When I heard ‘new primary,’ it didn’t faze me. I had heard the two worst phrases I could ever have heard. So after that, everything else was -- I wouldn’t say gravy, but it wasn’t anywhere near as terrible. Living through a new primary has not been that bad, because there’s nothing mysterious. I’ve done chemo before, and I survived it. I knew going in what I should and shouldn’t eat, how I should or should not live my life, and how I should ask for help. These were the lessons I learned the first time around and instantly applied them to the second time around. Before, I had this whole thing about, I’ve got these priorities, and okay, yeah, I’ll squeeze in my radiation appointment. But I’m a little smarter now. I know where my priorities are, and I think I’ve come to a pleasant medium of balancing my life around what I really need and want to do.

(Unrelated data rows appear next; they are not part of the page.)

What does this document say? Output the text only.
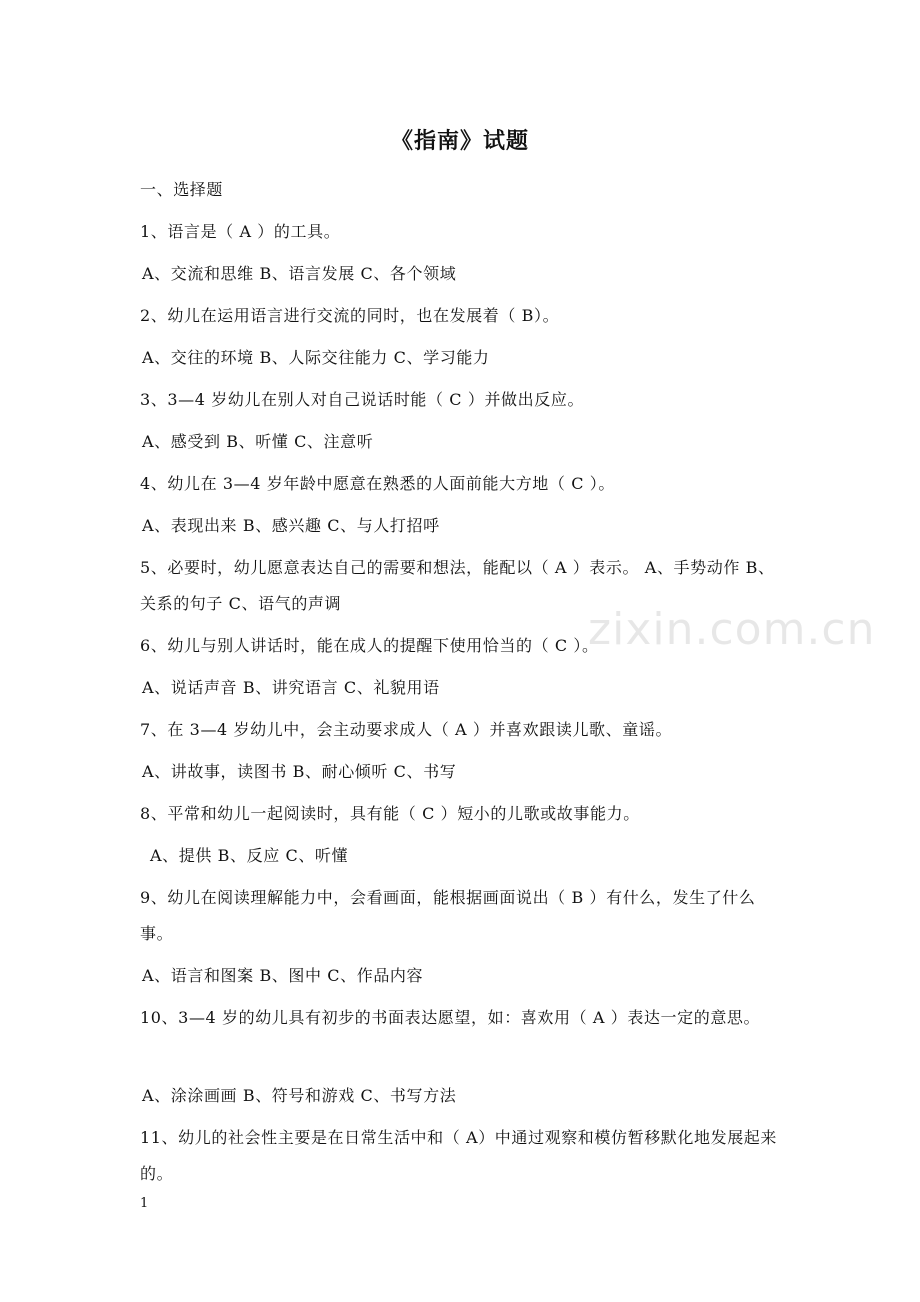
《指南》试题
一、选择题
1、语言是（ A ）的工具。
A、交流和思维 B、语言发展 C、各个领域
2、幼儿在运用语言进行交流的同时，也在发展着（ B）。
A、交往的环境 B、人际交往能力 C、学习能力
3、3—4 岁幼儿在别人对自己说话时能（ C ）并做出反应。
A、感受到 B、听懂 C、注意听
4、幼儿在 3—4 岁年龄中愿意在熟悉的人面前能大方地（ C ）。
A、表现出来 B、感兴趣 C、与人打招呼
5、必要时，幼儿愿意表达自己的需要和想法，能配以（ A ）表示。 A、手势动作 B、关系的句子 C、语气的声调
6、幼儿与别人讲话时，能在成人的提醒下使用恰当的（ C ）。
A、说话声音 B、讲究语言 C、礼貌用语
7、在 3—4 岁幼儿中，会主动要求成人（ A ）并喜欢跟读儿歌、童谣。
A、讲故事，读图书 B、耐心倾听 C、书写
8、平常和幼儿一起阅读时，具有能（ C ）短小的儿歌或故事能力。
A、提供 B、反应 C、听懂
9、幼儿在阅读理解能力中，会看画面，能根据画面说出（ B ）有什么，发生了什么事。
A、语言和图案 B、图中 C、作品内容
10、3—4 岁的幼儿具有初步的书面表达愿望，如：喜欢用（ A ）表达一定的意思。
A、涂涂画画 B、符号和游戏 C、书写方法
11、幼儿的社会性主要是在日常生活中和（ A）中通过观察和模仿暂移默化地发展起来的。
zixin.com.cn
1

I’ve always been one who’s wanted to keep commitments. I hate letting somebody down. But you can make a promise, and sometimes it’s a flippant promise. So what I do is think harder when I make a commitment. That would be my biggest advice to anyone -- minimize the stress in your life. Come to terms with the fact that you need to be focusing on the things that are gonna help you get through this process and survive it. The person I was kept putting things off, especially things I really wanted to do. I don’t do that anymore. I have a lot more fun.
This whole "going through cancer" thing has really changed. But I like to tell folks, just because I have breast cancer doesn’t mean that I have one foot in the grave, especially if I have anything to say about it. I plan to be around for a long time.
I’m 40 years old, and I’m a breast cancer survivor.
Max Yonker passed away on May 21, 2005. The Lance Armstrong Foundation thanks Max and her family and friends for sharing her story and providing inspiration for other cancer survivors.